CALGARY, Alberta (Reuters) - ConocoPhillips <COP.N> has 25 percent of wells activated at its 60,000 barrels per day Surmont oil sands project, which had been shut down as a precaution due to a massive wildfire in northern Alberta, a company executive said on Tuesday.

Conoco, the largest U.S. independent oil company, restarted production last week after a 29-day shutdown at its thermal project some 63 kilometers (35 miles) southeast of the fire-stricken town of Fort McMurray. First production started flowing on Friday.

The blaze shuttered more than a million barrels per day of crude production in the oil sands region, the world's third-largest crude reserve, though most producers are now in the process of ramping up.

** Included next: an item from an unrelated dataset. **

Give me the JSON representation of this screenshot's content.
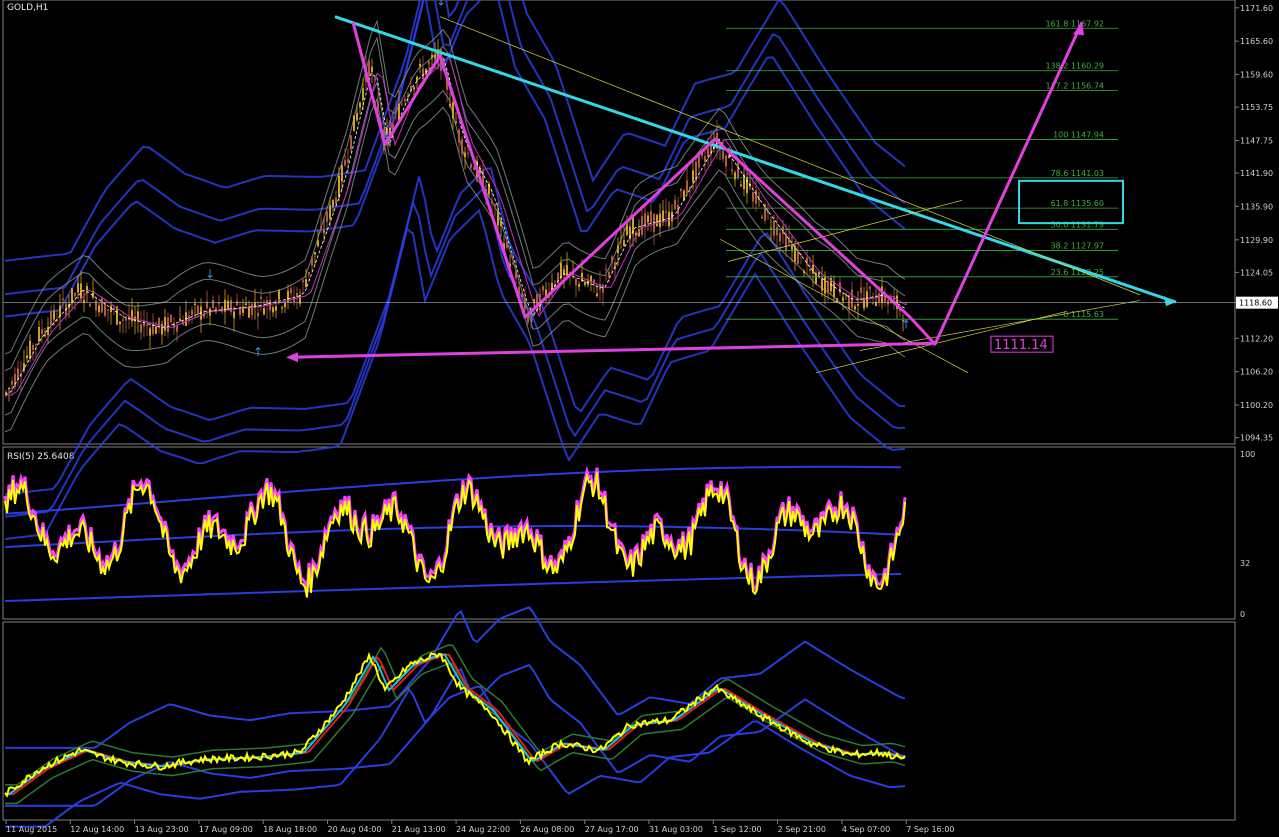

"We have about 25 percent of the wells done," Perry Berkenpas, senior vice president oil sands, said in an interview at the company's offices in Calgary. Conoco said 39 of 156 wells are back on line.

"What we've been able to do is keep within safe operating windows and still ramp-up the production more aggressively than we originally planned," he said.

While he declined to provide a specific timeline for when the site would reach full pre-fire production levels, Berkenpas said it would "probably not" be by early July.

Even so, Berkenpas said the company is "absolutely on track" to reach a capacity of 150,000 bpd gross by the end of 2017. The joint venture between Conoco and Total E&P Canada was producing roughly 60,000 bpd before the fire, or 30,000 bpd net for Conoco alone.

Earlier on Tuesday the company said there was very minor damage at Surmont and the majority of its nearly 700 employees were expected on-site by the end of this week. It said it found "very minor damage" with no impact to on-going operations.

Thermal operations means that steam is injected into the oil sands reservoir, slowly liquefying the tarry bitumen deposits so they can flow to the surface. In general, the length of time operations are halted and the maturity of the reservoir are crucial for determining how difficult and costly a restart process is.

Berkenpas said generally they are finding that the pressures and temperatures either match what they thought they would be, or in some cases were better.

"During the startup we found that we have a couple of different wellbore designs (the wells and internal equipment) and some of those designs seem more robust than others and allow us to do the startup and ramp-up a little bit faster than some of the previous designs," he said.